Casting a line as fishing season opens
By Denise Coffey - Staff Writer
Regional - posted Tue., Apr. 19, 2011
Saturday, April 16, marked the opening of fishing season in Connecticut. Fresh water anglers in the Quiet Corner marked the day wading in streams, fly fishing in rivers and even casting lines over bridges in the hopes of landing their limits.
William Oster and his friend’s son, Gideon Chase, fished opposite sides of a stream off of Wolf Den Drive in Pomfret. Oster, who has been fishing since he was 6, and Chase, who started when he was 3, had been out since 6 a.m. in the 40-degree weather. Oster had caught one rainbow and three brook trout, and he was looking forward to dinner that night.

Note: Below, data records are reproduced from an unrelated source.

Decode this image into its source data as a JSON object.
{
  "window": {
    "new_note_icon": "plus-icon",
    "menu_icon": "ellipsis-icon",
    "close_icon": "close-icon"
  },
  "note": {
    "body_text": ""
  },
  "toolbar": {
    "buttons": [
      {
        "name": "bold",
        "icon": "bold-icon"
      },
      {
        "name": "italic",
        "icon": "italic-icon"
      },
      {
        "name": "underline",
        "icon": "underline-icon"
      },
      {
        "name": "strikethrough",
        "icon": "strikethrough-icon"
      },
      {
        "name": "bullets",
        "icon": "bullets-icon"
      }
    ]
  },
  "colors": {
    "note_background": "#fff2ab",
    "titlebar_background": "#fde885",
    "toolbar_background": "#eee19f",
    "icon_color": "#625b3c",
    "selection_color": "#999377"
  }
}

Carl Chattel, of Danielson, was plying the waters of the Quinebaug River at the Danielson/Pomfret town line. His son fished 50 feet upstream from him.

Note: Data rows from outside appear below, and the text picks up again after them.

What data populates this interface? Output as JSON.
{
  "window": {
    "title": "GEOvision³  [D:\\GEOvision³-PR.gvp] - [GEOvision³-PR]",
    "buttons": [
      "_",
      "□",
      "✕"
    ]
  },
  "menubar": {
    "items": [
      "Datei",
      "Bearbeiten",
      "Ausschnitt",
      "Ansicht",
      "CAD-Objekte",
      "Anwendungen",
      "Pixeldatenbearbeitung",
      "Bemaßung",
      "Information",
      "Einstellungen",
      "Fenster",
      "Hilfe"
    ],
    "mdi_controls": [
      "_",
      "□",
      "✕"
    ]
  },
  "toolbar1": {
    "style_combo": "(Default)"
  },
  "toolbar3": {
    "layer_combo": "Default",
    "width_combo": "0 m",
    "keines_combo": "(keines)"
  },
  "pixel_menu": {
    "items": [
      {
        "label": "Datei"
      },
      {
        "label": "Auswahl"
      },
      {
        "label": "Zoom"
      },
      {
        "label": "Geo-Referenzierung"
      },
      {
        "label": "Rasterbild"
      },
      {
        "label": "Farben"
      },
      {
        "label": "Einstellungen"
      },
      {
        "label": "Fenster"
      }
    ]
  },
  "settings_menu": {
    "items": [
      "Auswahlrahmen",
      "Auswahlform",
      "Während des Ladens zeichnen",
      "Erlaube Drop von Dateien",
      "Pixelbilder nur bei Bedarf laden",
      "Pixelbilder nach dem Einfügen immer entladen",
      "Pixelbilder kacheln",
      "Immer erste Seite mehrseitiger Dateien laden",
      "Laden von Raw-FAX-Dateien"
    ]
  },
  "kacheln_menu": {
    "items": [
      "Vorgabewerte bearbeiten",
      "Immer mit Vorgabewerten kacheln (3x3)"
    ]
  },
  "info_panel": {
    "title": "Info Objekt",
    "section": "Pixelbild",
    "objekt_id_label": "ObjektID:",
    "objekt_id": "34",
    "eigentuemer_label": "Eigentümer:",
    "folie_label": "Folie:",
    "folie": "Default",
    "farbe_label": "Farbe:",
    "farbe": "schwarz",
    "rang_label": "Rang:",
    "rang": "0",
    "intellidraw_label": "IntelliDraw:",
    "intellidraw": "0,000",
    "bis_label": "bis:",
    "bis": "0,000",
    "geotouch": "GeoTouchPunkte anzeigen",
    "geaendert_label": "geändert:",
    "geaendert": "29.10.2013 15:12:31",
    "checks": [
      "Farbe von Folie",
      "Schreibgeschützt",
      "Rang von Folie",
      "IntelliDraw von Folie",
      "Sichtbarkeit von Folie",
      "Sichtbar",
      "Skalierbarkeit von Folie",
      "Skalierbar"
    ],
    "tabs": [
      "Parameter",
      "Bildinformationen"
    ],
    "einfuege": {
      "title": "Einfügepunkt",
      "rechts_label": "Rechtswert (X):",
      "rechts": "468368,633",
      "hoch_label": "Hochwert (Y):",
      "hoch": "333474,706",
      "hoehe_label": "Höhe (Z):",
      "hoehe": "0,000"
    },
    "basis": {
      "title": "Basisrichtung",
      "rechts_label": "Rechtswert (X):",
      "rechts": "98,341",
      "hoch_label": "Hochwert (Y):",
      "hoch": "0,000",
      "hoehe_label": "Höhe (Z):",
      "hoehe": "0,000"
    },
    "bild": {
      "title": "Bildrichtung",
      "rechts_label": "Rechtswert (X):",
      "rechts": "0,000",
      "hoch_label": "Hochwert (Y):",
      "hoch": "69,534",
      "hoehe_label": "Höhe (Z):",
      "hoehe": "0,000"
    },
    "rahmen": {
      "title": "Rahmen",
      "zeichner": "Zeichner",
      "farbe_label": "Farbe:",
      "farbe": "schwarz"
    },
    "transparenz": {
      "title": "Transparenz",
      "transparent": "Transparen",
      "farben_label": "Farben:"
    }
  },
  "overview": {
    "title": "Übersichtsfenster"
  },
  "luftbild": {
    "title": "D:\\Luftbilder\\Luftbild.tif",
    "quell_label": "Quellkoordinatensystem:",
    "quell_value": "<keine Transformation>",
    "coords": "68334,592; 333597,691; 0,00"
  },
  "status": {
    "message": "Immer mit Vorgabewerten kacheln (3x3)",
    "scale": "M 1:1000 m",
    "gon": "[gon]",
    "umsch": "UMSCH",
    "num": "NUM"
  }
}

“It’s a sort of tradition,” Chattel said. “Every year my son and I get out. We usually take canoes, but it’s too cold.” He was looking for trout, mainly to pay for the $28 license, he said. He cast the line and put the pole on the ground. “I’m a lazy fisherman,” he said.

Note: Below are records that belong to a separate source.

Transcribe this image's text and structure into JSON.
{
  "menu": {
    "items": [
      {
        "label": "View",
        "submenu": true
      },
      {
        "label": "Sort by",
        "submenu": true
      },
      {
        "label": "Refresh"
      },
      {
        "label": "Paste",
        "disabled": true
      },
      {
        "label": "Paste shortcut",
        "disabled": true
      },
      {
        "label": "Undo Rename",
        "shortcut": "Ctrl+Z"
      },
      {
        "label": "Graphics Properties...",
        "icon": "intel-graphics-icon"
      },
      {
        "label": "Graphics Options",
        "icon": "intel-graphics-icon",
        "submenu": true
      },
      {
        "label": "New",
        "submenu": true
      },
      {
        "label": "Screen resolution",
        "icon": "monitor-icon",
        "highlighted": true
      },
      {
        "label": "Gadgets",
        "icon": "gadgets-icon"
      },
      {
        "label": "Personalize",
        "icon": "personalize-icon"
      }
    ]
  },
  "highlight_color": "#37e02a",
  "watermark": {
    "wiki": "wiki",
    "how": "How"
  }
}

Lazy fishermen who wanted an almost guaranteed catch could have gone to one of Connecticut’s 11 trout parks. All of them have been stocked with trout by the DEP. Some will be stocked again shortly after opening day. The creel limit at state trout parks is two fish per day.
Scott Lewis, of Dayville, just walked across the street from his house to the Five Mile River, where he donned waders and cast for trout. Four years ago, his 12-year-old daughter asked him to take her fishing. He got hooked on the sport, but she lost interest. Lewis had been out for four hours using a black stone fly, but hadn’t had any luck.
“It can be very frustrating and very relaxing at the same time,” he said.
Anglers should consult the 2011 Connecticut Angler’s Guide for the current fishing regulations that apply to the waters they plan to fish.